You can optionally provide approximate location fields:

foundry_web_search(
  "Find a recent AI research event near me.",
  country = "US",
  region = "Washington",
  city = "Seattle",
  timezone = "America/Los_Angeles"
)

Responsible use of web search

Microsoft documents that web search uses Grounding with Bing Search and/or Grounding with Bing Custom Search. The Data Protection Addendum does not apply to data sent to these services, data can leave compliance and geographic boundaries, and tool usage can incur additional costs. Avoid sending secrets or sensitive research data in web-search prompts.

Reasoning models and token accounting

foundry_response() accepts reasoning_effort and sends it as reasoning = list(effort = ...), the Responses API shape documented by Microsoft for reasoning models. foundry_chat() accepts the chat-completions shape, reasoning_effort = "medium".

foundry_response(
  "Compare the two arguments and identify the weaker premise.",
  model = "my-reasoning-deployment",
  reasoning_effort = "medium"
)

The returned tibble includes reasoning_tokens and cached_input_tokens when the API reports them.

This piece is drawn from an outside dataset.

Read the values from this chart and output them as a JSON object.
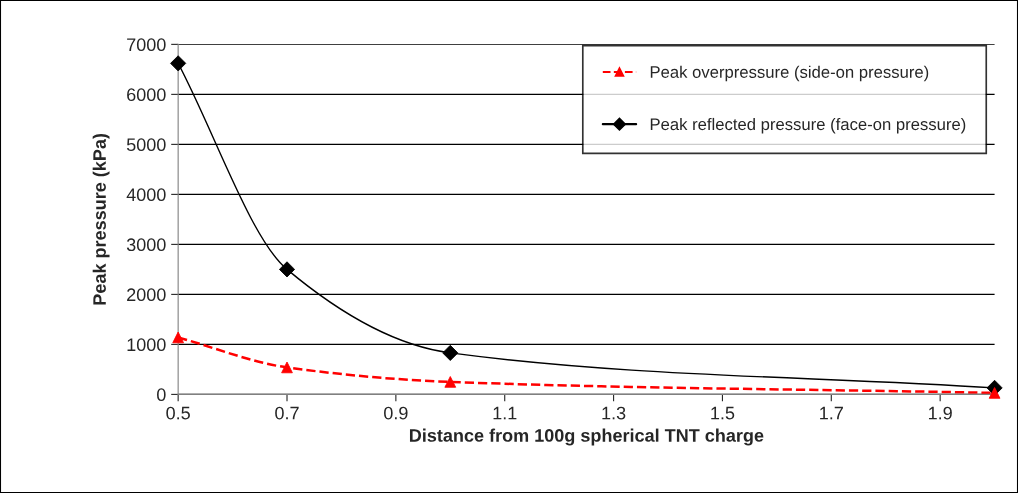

These fields matter for cost review because reasoning tokens may be billed even when they are not visible in output_text.

Streaming

The Azure OpenAI Responses API supports Server-Sent Events streaming, but foundryR does not implement streaming. The package focuses on reproducible, tibble-returning analytical workflows. Use ellmer when you need interactive streaming chat in R.

When to use `foundry_chat()` vs `foundry_response()`

Use foundry_chat() when you want the established chat-completions interface and simple assistant replies.

Use foundry_response() when you need newer v1 capabilities: stateful response IDs, built-in tools, structured output formats, richer output items, or a forward-looking API surface for new Microsoft Foundry model capabilities.